Encounters with locals
The morning of our fourth day on the road we woke to a groundskeeper making us hot water in the donkey boiler. You can see what this looked like in our video yesterday. We invited him to stay with us for coffees and asked him about his job at Hoada Campground. He said it was a good place to work and that they did 6 weeks on, 2 weeks off. He told us about the baboons and how they chase them out of the campground every day. After he left, we made a quick breakfast and got ready to drive to Etosha National Park. We stopped in at the front desk and picked up a few BBQ/Braai packs for Devon.
We were running low on food supplies and found out that the only grocery store was the one we passed in Kamanjab the day before. There were signs for ammunition and there were also many people hanging out outside it which stopped us from going in then. In hindsight, we didn’t need to be nervous. We were building it up in our head more than anything. That was a big part of this trip, we learned to get past our preconceived ideas and open up to what was happening in the present.
Etosha National Park
The road to Etosha was long and we powered through to get their early enough to explore. We entered Etosha at Anderson gate and within 5 minutes had already seen a group of springbok, zebras, oryx and a herd of elephants!
We checked into our campsite at Okaukuejo and booked ourselves in for a night drive tour for this evening.
The okaukuejo compound reminded us of Jurassic Park because we were fenced in and all the animals were outside us. The gates closed at dusk so we made our way out to explore before closing time.
We were stopped by another car who had just witnessed a lion spotting and wanted to let us know. We soon found the pack of lionesses and cubs lounging in the shade of a tree. On the other side of the road we saw the male lion panting in the heat with no shade. He was guarding a zebra that they had taken down which was incredible to see.
Driving in Etosha National Park is like nothing else I had experienced up to this point. Being able to see wild animals in their natural habitat is an immensely moving experience. I became so overwhelmed by seeing the lions that I burst into happy tears. Poor Devon didnt know what to think! Haha.
The Sightings Continue
After our lion encounter we decided to head back towards the entrance gate to see if we could get closer to the elephant herd we had seen earlier. We found a track with recent elephant dung scattered around and trees knocked over. These are tell tale signs of elephants nearby. We felt like wild trekkers and I soon yelled for Devon to stop the truck. Incredibly fortunate, we met eye to eye with a lone cheetah. He was mid hunt and when he locked eyes with us we felt pure fear. Even though we were safe in our vehicle, we felt the primal instinct of being the hunted, not the hunter in this situation. What a gift it was to see this animal.
Because we were cutting it close we sped off to the our campsite before the gates closed. Once we found our site, we set up camp and made dinner.

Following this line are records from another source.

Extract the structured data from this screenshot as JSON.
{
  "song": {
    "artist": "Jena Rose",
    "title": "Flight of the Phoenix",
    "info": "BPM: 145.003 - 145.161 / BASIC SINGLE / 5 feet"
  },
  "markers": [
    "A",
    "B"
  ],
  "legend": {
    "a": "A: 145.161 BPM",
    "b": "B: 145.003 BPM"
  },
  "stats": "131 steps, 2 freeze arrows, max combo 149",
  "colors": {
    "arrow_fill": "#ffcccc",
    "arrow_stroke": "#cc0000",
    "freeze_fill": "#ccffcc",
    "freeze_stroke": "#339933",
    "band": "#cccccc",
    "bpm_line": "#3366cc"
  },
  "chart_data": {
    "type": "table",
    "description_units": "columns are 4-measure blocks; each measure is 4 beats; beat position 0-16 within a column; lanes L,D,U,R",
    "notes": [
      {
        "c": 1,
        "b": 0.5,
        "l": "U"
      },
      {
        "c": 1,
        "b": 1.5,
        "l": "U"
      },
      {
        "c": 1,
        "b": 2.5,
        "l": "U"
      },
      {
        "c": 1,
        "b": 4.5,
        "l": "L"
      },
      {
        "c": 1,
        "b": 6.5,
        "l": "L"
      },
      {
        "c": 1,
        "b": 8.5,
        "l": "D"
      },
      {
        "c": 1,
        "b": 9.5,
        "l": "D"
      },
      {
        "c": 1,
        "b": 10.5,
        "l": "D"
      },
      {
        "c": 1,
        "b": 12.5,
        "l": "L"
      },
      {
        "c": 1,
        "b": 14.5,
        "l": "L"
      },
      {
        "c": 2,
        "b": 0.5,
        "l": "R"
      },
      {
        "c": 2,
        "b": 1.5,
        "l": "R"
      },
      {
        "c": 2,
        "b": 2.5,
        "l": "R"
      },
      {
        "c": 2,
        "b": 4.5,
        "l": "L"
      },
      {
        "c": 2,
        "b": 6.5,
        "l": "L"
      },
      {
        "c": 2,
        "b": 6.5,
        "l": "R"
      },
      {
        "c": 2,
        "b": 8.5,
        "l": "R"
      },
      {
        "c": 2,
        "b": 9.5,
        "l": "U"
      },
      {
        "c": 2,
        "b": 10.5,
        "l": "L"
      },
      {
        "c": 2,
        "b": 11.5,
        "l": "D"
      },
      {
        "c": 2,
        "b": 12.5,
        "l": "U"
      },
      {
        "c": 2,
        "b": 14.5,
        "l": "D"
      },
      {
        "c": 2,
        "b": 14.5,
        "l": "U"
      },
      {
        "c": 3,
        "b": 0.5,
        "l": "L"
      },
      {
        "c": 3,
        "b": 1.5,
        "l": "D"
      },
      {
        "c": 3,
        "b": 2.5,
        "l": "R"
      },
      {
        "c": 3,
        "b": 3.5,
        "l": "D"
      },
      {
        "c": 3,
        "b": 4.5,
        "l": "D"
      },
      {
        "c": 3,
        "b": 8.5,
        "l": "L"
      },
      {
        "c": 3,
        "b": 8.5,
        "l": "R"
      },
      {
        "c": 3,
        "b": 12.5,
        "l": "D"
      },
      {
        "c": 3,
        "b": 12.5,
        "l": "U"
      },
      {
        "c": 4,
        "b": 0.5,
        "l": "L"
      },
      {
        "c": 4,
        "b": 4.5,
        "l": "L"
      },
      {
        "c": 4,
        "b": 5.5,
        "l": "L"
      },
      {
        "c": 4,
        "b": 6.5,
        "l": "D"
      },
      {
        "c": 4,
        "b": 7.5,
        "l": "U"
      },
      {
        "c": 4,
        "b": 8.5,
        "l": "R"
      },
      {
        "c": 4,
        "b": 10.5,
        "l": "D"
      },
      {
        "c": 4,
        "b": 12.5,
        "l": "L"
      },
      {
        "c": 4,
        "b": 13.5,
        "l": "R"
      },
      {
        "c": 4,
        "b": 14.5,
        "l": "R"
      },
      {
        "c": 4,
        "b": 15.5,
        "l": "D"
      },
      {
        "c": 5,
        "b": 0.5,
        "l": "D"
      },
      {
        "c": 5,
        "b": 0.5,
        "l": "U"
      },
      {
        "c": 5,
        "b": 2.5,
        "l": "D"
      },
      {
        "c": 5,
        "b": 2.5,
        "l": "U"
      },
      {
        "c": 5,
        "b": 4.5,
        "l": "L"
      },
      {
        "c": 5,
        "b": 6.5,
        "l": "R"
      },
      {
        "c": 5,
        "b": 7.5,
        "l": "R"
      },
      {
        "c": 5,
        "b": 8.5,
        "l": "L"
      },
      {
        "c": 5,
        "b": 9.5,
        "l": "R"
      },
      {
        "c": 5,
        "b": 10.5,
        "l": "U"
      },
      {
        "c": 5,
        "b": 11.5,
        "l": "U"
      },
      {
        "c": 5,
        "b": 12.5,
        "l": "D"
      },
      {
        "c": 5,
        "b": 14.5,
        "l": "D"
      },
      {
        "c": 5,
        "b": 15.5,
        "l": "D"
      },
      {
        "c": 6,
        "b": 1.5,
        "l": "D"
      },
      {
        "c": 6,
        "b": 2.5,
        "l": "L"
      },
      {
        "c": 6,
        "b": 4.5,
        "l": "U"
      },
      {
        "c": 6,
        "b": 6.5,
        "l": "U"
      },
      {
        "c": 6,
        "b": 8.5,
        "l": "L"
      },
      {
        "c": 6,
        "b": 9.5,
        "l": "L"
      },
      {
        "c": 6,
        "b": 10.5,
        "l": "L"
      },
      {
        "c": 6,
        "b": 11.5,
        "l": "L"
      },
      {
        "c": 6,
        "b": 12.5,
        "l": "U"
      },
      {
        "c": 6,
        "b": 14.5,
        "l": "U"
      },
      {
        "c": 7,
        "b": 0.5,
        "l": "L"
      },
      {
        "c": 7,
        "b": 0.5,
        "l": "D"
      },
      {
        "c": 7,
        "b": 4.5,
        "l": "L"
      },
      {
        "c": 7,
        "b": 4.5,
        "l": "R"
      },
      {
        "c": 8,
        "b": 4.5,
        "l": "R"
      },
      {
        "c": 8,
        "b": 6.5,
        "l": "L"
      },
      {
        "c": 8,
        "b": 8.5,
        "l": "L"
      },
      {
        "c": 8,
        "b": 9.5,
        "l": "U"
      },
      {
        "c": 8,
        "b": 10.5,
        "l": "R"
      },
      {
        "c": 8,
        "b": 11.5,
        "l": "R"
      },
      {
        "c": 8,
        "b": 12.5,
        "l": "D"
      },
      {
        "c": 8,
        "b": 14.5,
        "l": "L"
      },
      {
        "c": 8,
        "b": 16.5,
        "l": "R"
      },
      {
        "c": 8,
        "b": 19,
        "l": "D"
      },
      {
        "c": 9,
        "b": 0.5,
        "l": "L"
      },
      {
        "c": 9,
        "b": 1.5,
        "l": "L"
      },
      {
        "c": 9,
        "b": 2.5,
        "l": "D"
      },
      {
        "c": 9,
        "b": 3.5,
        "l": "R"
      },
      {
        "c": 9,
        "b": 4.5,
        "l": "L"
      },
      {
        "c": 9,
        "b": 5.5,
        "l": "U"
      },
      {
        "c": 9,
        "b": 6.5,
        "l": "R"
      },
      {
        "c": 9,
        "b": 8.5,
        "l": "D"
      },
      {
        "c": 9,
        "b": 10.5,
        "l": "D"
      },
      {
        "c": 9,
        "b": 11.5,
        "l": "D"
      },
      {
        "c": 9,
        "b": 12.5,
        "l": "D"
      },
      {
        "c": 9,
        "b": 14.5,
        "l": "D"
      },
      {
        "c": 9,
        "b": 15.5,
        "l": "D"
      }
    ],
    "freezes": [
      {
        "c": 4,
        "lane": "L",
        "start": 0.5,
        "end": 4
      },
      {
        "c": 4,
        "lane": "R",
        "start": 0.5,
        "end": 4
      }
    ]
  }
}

Afterwards we checked out the watering hole and got ready for our guided night drive.
Guided Safari Night Drive
Climbing into the back of an open sided safari vehicle made me realize how vulnerable we were. Talk about adrenaline! We were lucky enough to see rhinos, elephants, lions and many other animals on this drive. I became such a fan of doing these night drives, it was a great way to see the park.